These functions are used internally by the lexers. They could be used
to write lexers by hand, or with a lexer generator different from
sedlex
. The lexer buffers have a unique internal slot that can store
an integer. They also store a "backtrack" position.
val start : lexbuf -> unit
start t
informs the lexer buffer that any
code points until the current position can be discarded.
The current position become the "start" position as returned
by Sedlexing.lexeme_start
. Moreover, the internal slot is set to
-1
and the backtrack position is set to the current position.
val next : lexbuf -> Stdlib.Uchar.t option
next lexbuf
extracts the next code point from the
lexer buffer and increments to current position. If the input stream
is exhausted, the function returns None
.
If a '\n'
is encountered, the tracked line number is incremented.
val __private__next_int : lexbuf -> int
__private__next_int lexbuf
extracts the next code point from the
lexer buffer and increments to current position.
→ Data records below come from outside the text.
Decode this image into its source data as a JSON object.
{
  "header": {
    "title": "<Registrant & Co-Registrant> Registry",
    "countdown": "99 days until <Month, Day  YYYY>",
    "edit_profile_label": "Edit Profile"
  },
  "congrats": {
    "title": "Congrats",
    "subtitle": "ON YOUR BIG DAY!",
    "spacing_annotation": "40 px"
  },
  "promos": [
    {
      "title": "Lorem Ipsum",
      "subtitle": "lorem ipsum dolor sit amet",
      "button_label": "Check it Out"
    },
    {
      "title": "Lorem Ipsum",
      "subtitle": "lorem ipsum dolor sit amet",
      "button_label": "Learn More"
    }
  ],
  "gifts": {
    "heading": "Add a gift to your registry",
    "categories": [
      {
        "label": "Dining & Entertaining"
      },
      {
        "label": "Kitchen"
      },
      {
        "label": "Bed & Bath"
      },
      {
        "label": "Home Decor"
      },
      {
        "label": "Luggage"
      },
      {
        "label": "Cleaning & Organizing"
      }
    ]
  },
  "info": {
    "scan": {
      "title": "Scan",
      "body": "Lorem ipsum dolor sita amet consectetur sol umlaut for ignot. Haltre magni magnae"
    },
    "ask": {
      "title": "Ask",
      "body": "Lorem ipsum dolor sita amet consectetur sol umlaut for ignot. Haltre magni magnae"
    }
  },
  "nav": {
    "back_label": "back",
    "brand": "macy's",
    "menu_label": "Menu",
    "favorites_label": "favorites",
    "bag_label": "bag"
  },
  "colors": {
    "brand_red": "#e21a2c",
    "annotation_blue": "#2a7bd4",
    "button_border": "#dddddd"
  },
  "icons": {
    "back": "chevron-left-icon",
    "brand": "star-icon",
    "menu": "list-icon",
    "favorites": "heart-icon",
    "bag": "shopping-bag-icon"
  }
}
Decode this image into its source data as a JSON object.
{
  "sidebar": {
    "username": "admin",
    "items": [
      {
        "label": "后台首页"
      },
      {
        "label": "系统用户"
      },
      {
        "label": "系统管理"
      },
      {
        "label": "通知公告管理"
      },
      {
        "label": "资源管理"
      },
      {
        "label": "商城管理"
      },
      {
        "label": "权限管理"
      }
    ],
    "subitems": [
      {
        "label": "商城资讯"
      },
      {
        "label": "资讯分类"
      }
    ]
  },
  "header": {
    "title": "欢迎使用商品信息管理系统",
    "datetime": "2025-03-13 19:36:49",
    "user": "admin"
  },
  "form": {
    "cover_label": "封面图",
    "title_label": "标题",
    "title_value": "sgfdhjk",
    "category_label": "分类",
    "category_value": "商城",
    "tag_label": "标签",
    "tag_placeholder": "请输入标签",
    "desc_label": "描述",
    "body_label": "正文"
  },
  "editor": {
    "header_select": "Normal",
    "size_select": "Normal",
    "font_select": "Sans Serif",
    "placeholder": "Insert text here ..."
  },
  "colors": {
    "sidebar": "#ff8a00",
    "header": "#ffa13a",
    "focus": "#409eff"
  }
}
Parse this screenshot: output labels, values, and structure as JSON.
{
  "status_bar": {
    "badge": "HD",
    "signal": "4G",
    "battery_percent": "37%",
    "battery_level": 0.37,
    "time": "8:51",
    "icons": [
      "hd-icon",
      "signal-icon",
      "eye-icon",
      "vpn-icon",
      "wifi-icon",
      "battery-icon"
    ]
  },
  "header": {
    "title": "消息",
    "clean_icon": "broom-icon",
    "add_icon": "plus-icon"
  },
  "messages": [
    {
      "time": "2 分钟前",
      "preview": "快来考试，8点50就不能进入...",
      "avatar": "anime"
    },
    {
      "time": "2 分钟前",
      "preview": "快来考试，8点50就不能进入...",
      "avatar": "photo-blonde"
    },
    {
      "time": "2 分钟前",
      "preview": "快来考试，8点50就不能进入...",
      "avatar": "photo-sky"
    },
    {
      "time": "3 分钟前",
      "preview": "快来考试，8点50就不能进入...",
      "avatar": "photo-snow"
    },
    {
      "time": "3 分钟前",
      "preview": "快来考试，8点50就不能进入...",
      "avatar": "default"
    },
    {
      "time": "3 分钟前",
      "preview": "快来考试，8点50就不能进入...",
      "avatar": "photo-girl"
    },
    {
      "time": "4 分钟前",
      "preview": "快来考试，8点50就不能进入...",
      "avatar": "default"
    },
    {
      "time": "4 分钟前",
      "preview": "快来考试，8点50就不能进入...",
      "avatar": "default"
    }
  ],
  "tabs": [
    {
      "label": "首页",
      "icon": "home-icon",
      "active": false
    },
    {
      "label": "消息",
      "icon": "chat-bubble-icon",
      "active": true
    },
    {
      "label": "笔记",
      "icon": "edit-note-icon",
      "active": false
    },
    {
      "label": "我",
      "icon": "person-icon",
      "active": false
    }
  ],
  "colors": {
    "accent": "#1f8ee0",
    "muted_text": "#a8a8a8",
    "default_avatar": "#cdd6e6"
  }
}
If the input stream
is exhausted, the function returns -1.
If a '\n'
is encountered, the tracked line number is incremented.
This is a private API, it should not be used by code using this module's API and can be removed at any time.
val mark : lexbuf -> int -> unit
mark lexbuf i
stores the integer i
in the internal
slot. The backtrack position is set to the current position.
val backtrack : lexbuf -> int
backtrack lexbuf
returns the value stored in the
internal slot of the buffer, and performs backtracking
(the current position is set to the value of the backtrack position).
val with_tokenizer : (lexbuf -> 'token) ->
lexbuf ->
unit -> 'token * Stdlib.Lexing.position * Stdlib.Lexing.position
with_tokenizer tokenizer lexbuf
given a lexer and a lexbuf,
returns a generator of tokens annotated with positions.
This generator can be used with the Menir parser generator's
incremental API.
module Latin1:sig
..end
module Utf8:sig
..end
module Utf16:sig
..end